For all liquid and rust stains, first, cover the affected area with salt. But most importantly do not forget to wipe the salt off properly before you wash or dry clean. Rust can also be removed with lemon and lime juice.

Oil stains

An oily stain can be treated by sprinkling baby powder or cornstarch liberally, before leaving it to sit for ten minutes and sweeping away before washing.

 The same result can be achieved by rubbing the affected area with white chalk then leaving it to sit for ten minutes before brushing it off and putting the garment into wash.

Natural stains

For natural stains, such as marks from pets, fruit and vegetables, a natural enzymatic eco-friendly cleaner works effectively. Follow the step by step diagram to make your own multipurpose enzyme stain remover.

< Click to download our step-by-step homemade eco stain remover, courtesy of Yacht Stewardess tips.

Laundry equipment 

It is important to treat laundry equipment properly so that equipment performs at its peak and lasts as long as it can. A handful of natural products are all you need to care for your laundry tools; 

Vinegars 

As many laundry stews will already know, vinegar is a great multipurpose cleaner. Be sure to use white distilled vinegar over other kinds, as it contains no natural plants dies that could discolour clothes. For those who prefer to use cider vinegar on clothes, ensure it is diluted. Vinegar is safe for the environment and for septic tanks – some even say vinegar is actually beneficial to septic tanks – and works well in all kinds of washers. 

Baking soda 

Baking soda can reduce the suds in a wash, which is beneficial in two ways; firstly, it reduces loading time, and secondly, it cares for washing machines by ensuring pumps aren’t stuffed up with suds. Occasionally run an empty wash with half a cup of baking soda to clear pumps, and put a bit in every wash if foam causing trouble.

Salt 

To remove stains and residue from the iron, slightly dampen a small handful of salt and scrub the bottom. Afterwards, clean with a damp cloth for a polished underside.

Brightening and whitening

Colours

Add half a cup of white distilled vinegar to the fabric softener dispenser or during the last rinse to break alkali residues left by detergents and soaps that cause colours to fade.

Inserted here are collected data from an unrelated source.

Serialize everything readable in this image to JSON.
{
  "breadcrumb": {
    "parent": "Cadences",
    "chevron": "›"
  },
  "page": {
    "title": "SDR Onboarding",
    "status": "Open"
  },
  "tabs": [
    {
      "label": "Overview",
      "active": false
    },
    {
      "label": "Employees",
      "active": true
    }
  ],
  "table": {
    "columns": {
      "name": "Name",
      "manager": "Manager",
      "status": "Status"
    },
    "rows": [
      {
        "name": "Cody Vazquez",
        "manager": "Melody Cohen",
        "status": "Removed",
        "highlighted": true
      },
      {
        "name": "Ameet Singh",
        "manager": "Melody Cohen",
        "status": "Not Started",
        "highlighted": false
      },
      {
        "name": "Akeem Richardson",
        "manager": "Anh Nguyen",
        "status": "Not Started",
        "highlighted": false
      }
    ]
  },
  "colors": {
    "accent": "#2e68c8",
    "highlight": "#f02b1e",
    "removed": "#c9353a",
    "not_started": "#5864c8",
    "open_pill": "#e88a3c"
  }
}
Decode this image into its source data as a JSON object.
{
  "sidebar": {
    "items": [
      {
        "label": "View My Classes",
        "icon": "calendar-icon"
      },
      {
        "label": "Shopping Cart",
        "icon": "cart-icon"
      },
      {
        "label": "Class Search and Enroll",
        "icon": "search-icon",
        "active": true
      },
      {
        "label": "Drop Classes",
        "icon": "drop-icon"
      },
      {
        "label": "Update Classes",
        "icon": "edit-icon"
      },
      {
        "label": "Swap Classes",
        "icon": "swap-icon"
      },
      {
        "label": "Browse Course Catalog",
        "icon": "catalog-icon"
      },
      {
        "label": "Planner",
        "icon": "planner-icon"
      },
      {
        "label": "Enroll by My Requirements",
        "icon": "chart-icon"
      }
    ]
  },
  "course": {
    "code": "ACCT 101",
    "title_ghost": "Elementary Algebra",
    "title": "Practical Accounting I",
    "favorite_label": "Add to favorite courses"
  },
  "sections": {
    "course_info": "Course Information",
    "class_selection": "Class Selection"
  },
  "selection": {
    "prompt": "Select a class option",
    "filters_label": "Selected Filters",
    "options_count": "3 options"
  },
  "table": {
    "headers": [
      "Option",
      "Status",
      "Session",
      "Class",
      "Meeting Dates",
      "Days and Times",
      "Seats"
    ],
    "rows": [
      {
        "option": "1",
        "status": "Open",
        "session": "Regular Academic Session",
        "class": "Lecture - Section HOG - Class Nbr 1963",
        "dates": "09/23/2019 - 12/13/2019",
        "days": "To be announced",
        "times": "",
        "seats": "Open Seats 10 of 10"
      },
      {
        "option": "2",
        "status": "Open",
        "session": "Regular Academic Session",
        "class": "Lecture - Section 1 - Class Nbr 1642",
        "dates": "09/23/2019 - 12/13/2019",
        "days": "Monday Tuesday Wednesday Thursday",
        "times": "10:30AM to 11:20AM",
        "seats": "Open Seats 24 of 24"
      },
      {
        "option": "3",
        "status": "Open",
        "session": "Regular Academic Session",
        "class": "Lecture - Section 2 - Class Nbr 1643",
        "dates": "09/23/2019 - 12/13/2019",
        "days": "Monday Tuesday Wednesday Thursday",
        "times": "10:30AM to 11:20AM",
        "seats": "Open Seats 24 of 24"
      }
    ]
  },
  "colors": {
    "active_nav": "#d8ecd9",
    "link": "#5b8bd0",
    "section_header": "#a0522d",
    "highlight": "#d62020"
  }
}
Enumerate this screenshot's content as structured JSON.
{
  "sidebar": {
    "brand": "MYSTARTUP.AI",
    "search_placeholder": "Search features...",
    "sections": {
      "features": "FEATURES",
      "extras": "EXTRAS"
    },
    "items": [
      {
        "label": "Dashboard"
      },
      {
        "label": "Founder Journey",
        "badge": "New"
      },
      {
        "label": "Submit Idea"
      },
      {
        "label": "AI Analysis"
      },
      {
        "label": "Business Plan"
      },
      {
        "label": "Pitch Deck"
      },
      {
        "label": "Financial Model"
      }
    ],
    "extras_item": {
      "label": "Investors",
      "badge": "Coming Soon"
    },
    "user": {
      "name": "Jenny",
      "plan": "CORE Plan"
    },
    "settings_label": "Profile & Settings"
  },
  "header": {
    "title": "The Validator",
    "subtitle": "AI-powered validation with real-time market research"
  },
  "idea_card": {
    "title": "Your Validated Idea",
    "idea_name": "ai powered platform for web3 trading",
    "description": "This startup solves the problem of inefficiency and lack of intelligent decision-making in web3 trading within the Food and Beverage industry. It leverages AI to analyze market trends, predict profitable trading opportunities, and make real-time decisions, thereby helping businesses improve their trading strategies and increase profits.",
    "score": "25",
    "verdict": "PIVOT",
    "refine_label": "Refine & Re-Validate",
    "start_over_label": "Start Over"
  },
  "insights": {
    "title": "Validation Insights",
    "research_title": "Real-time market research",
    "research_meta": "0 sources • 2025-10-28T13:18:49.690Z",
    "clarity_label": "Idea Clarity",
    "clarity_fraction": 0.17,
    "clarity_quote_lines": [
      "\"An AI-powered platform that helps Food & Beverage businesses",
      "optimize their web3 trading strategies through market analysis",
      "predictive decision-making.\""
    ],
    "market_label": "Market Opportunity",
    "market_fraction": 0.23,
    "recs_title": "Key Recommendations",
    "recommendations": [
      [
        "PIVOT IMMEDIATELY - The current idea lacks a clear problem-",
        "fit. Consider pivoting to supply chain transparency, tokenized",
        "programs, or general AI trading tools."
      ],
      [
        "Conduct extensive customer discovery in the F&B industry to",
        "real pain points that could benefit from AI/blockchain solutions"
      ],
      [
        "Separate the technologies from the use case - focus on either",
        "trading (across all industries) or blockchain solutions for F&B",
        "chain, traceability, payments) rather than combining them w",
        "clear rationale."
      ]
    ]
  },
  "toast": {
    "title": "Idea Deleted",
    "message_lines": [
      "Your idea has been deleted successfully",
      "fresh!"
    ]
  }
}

For black clothes that are starting to fade, add two cups of brewed coffee in the rinse cycle.

Of course, washing less regularly and in cooler temperatures will keep colours vibrant and treats the environment better, and while this may not be feasible on board a busy charter yacht, it is worth keeping in mind.

Whites

Give stained cotton socks and unsightly dishcloths a new lease of life by boiling the articles in a hot pan of water with a cup of white distilled vinegar. Turn the heat off and let the articles soak overnight before laundering as usual for bright white cotton.

Lemon and lime juice are also effective nontoxic fabric whiteners; a soak in a gallon of hot water mixed with half a cup of lemon juice will whiten garments. 

Softening 

Commercial fabric softeners with intense artificial scents are often toxic to marine life and cause irritation to sensitive skin.

Reduce your use of toxic fabric softeners by adding half a cup of white distilled vinegar in the final rinse cycle. To add a fresh scent, a couple of drops of lavender oil will do the trick - and as a bonus, lavender scent is purported to have a calming effect.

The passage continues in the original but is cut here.